Overwhelming though it all will be, there is just so much more to learn and understand.

In the end it is all so personal. And it is the individual stories that grip me – individual lives caught up en masse –  not the troop movements, the armaments , the squabbles of the generals, and the battle plans. Rather it’s waiting out the bombardment in the support trench, the journey on the troop train, the day off from  the munitions factory, the ambulance driver toasting cheese, the child in school learning of duty and Empire, of life going on in spite of the war.

And while I think I have read all the classic memoirs  there are still more lives to know.
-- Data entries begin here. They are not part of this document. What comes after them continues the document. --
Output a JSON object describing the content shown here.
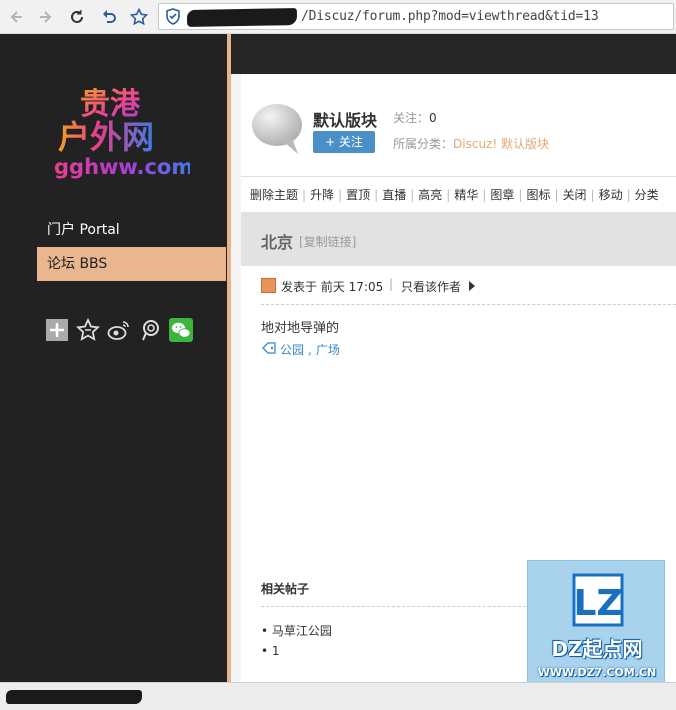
{
  "browser": {
    "url_visible": "/Discuz/forum.php?mod=viewthread&tid=13"
  },
  "sidebar": {
    "logo_line1": "贵港",
    "logo_line2": "户外网",
    "logo_domain": "gghww.com",
    "items": [
      {
        "label": "门户 Portal",
        "active": false
      },
      {
        "label": "论坛 BBS",
        "active": true
      }
    ],
    "share_icons": [
      "add-icon",
      "star-icon",
      "weibo-icon",
      "pengyou-icon",
      "wechat-icon"
    ]
  },
  "forum": {
    "title": "默认版块",
    "follow_label": "关注：",
    "follow_count": "0",
    "follow_button": "+ 关注",
    "category_label": "所属分类：",
    "category_value": "Discuz! 默认版块"
  },
  "moderation": {
    "actions": [
      "删除主题",
      "升降",
      "置顶",
      "直播",
      "高亮",
      "精华",
      "图章",
      "图标",
      "关闭",
      "移动",
      "分类"
    ]
  },
  "thread": {
    "title": "北京",
    "copy_link": "[复制链接]",
    "posted_at": "发表于 前天 17:05",
    "author_only": "只看该作者",
    "body": "地对地导弹的",
    "tags": [
      "公园",
      "广场"
    ]
  },
  "related": {
    "title": "相关帖子",
    "items": [
      "马草江公园",
      "1"
    ]
  },
  "watermark": {
    "logo_text": "LZ",
    "name": "DZ起点网",
    "url": "WWW.DZ7.COM.CN"
  },
  "colors": {
    "sidebar_bg": "#222222",
    "accent": "#e9b68f",
    "follow_btn": "#4a90c6",
    "link": "#3a87c9"
  }
}
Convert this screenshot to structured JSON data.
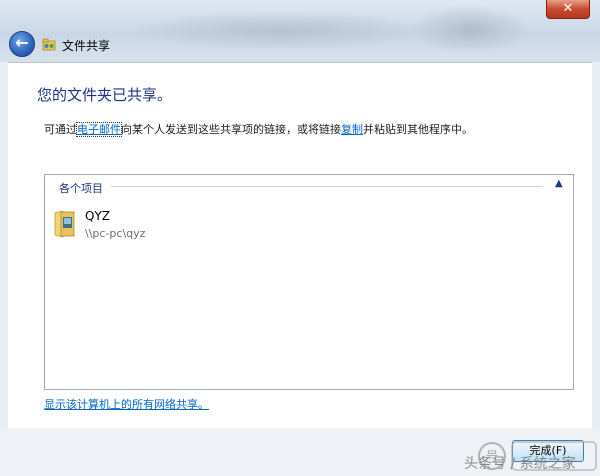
{
  "window": {
    "title": "文件共享",
    "close_symbol": "✕",
    "back_symbol": "←"
  },
  "heading": "您的文件夹已共享。",
  "description": {
    "part1": "可通过",
    "link_email": "电子邮件",
    "part2": "向某个人发送到这些共享项的链接，或将链接",
    "link_copy": "复制",
    "part3": "并粘贴到其他程序中。"
  },
  "items_group": {
    "title": "各个项目",
    "items": [
      {
        "name": "QYZ",
        "path": "\\\\pc-pc\\qyz",
        "icon": "shared-folder-icon"
      }
    ]
  },
  "show_all_link": "显示该计算机上的所有网络共享。",
  "finish_button": "完成(F)",
  "watermark_text": "头条号 / 系统之家",
  "colors": {
    "accent_title": "#1e3287",
    "link": "#0066cc",
    "close_button": "#c74c32"
  }
}
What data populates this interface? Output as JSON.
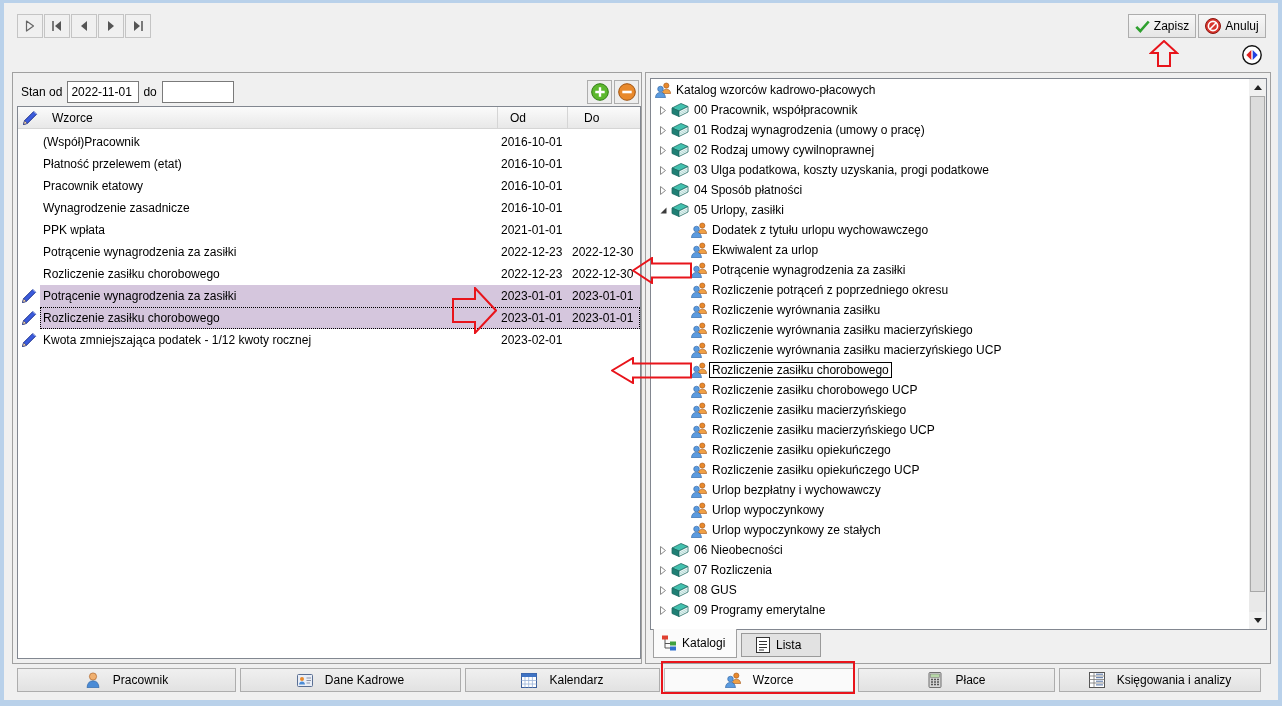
{
  "toolbar": {
    "actions": [
      {
        "label": "Zapisz",
        "kind": "save"
      },
      {
        "label": "Anuluj",
        "kind": "cancel"
      }
    ]
  },
  "filter": {
    "from_label": "Stan od",
    "from_value": "2022-11-01",
    "to_label": "do"
  },
  "table": {
    "columns": [
      "Wzorce",
      "Od",
      "Do"
    ],
    "rows": [
      {
        "name": "(Współ)Pracownik",
        "from": "2016-10-01",
        "pencil": false,
        "selected": false,
        "focused": false
      },
      {
        "name": "Płatność przelewem (etat)",
        "from": "2016-10-01",
        "pencil": false,
        "selected": false,
        "focused": false
      },
      {
        "name": "Pracownik etatowy",
        "from": "2016-10-01",
        "pencil": false,
        "selected": false,
        "focused": false
      },
      {
        "name": "Wynagrodzenie zasadnicze",
        "from": "2016-10-01",
        "pencil": false,
        "selected": false,
        "focused": false
      },
      {
        "name": "PPK wpłata",
        "from": "2021-01-01",
        "pencil": false,
        "selected": false,
        "focused": false
      },
      {
        "name": "Potrącenie wynagrodzenia za zasiłki",
        "from": "2022-12-23",
        "to": "2022-12-30",
        "pencil": false,
        "selected": false,
        "focused": false
      },
      {
        "name": "Rozliczenie zasiłku chorobowego",
        "from": "2022-12-23",
        "to": "2022-12-30",
        "pencil": false,
        "selected": false,
        "focused": false
      },
      {
        "name": "Potrącenie wynagrodzenia za zasiłki",
        "from": "2023-01-01",
        "to": "2023-01-01",
        "pencil": true,
        "selected": true,
        "focused": false
      },
      {
        "name": "Rozliczenie zasiłku chorobowego",
        "from": "2023-01-01",
        "to": "2023-01-01",
        "pencil": true,
        "selected": true,
        "focused": true
      },
      {
        "name": "Kwota zmniejszająca podatek - 1/12 kwoty rocznej",
        "from": "2023-02-01",
        "pencil": true,
        "selected": false,
        "focused": false
      }
    ]
  },
  "tree": {
    "label": "Katalog wzorców kadrowo-płacowych",
    "selected": false,
    "children": [
      {
        "kind": "folder",
        "label": "00 Pracownik, współpracownik",
        "expanded": false,
        "selected": false
      },
      {
        "kind": "folder",
        "label": "01 Rodzaj wynagrodzenia (umowy o pracę)",
        "expanded": false,
        "selected": false
      },
      {
        "kind": "folder",
        "label": "02 Rodzaj umowy cywilnoprawnej",
        "expanded": false,
        "selected": false
      },
      {
        "kind": "folder",
        "label": "03 Ulga podatkowa, koszty uzyskania, progi podatkowe",
        "expanded": false,
        "selected": false
      },
      {
        "kind": "folder",
        "label": "04 Sposób płatności",
        "expanded": false,
        "selected": false
      },
      {
        "kind": "folder",
        "label": "05 Urlopy, zasiłki",
        "expanded": true,
        "selected": false,
        "children": [
          {
            "kind": "template",
            "label": "Dodatek z tytułu urlopu wychowawczego",
            "selected": false
          },
          {
            "kind": "template",
            "label": "Ekwiwalent za urlop",
            "selected": false
          },
          {
            "kind": "template",
            "label": "Potrącenie wynagrodzenia za zasiłki",
            "selected": false
          },
          {
            "kind": "template",
            "label": "Rozliczenie potrąceń z poprzedniego okresu",
            "selected": false
          },
          {
            "kind": "template",
            "label": "Rozliczenie wyrównania zasiłku",
            "selected": false
          },
          {
            "kind": "template",
            "label": "Rozliczenie wyrównania zasiłku macierzyńskiego",
            "selected": false
          },
          {
            "kind": "template",
            "label": "Rozliczenie wyrównania zasiłku macierzyńskiego UCP",
            "selected": false
          },
          {
            "kind": "template",
            "label": "Rozliczenie zasiłku chorobowego",
            "selected": true
          },
          {
            "kind": "template",
            "label": "Rozliczenie zasiłku chorobowego UCP",
            "selected": false
          },
          {
            "kind": "template",
            "label": "Rozliczenie zasiłku macierzyńskiego",
            "selected": false
          },
          {
            "kind": "template",
            "label": "Rozliczenie zasiłku macierzyńskiego UCP",
            "selected": false
          },
          {
            "kind": "template",
            "label": "Rozliczenie zasiłku opiekuńczego",
            "selected": false
          },
          {
            "kind": "template",
            "label": "Rozliczenie zasiłku opiekuńczego UCP",
            "selected": false
          },
          {
            "kind": "template",
            "label": "Urlop bezpłatny i wychowawczy",
            "selected": false
          },
          {
            "kind": "template",
            "label": "Urlop wypoczynkowy",
            "selected": false
          },
          {
            "kind": "template",
            "label": "Urlop wypoczynkowy ze stałych",
            "selected": false
          }
        ]
      },
      {
        "kind": "folder",
        "label": "06 Nieobecności",
        "expanded": false,
        "selected": false
      },
      {
        "kind": "folder",
        "label": "07 Rozliczenia",
        "expanded": false,
        "selected": false
      },
      {
        "kind": "folder",
        "label": "08 GUS",
        "expanded": false,
        "selected": false
      },
      {
        "kind": "folder",
        "label": "09 Programy emerytalne",
        "expanded": false,
        "selected": false
      }
    ]
  },
  "panel_tabs": [
    {
      "label": "Katalogi",
      "selected": true
    },
    {
      "label": "Lista",
      "selected": false
    }
  ],
  "module_tabs": [
    {
      "label": "Pracownik",
      "selected": false
    },
    {
      "label": "Dane Kadrowe",
      "selected": false
    },
    {
      "label": "Kalendarz",
      "selected": false
    },
    {
      "label": "Wzorce",
      "selected": true
    },
    {
      "label": "Płace",
      "selected": false
    },
    {
      "label": "Księgowania i analizy",
      "selected": false
    }
  ]
}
The fear, the chilblains, the knock on the door, the books they read and the films they saw, the daily routines of privation and privilege, the meals they ate and what happened to the cats, the acts of cowardice and courage.  Those who foresaw the monstrous anger of the guns and those who were into cleanness leaping. The boy who grew up hearing the guns across the channel and never growing as tall as his older brother for lack of good food;  the teenage girl who left home to drive an ambulance on the Western Front, the woman who gave birth during a Zeppelin raid over London, the widow who saw her dead husband walk through the front door, the drummer who joined the Guards and died in 1914 somewhere in France. What lives did they lead? How did they cope? How did they find the courage to endure? What were they thinking? What would they think of us now?

All the millions of lives changed forever,  the enduring impact. Those are the stories I wish more of on my shelf and in my life. And unlike Hardy facing the growing gloom  of a new year and a new century, I can anticipate  that ever deeper knowing  with degree of satisfaction.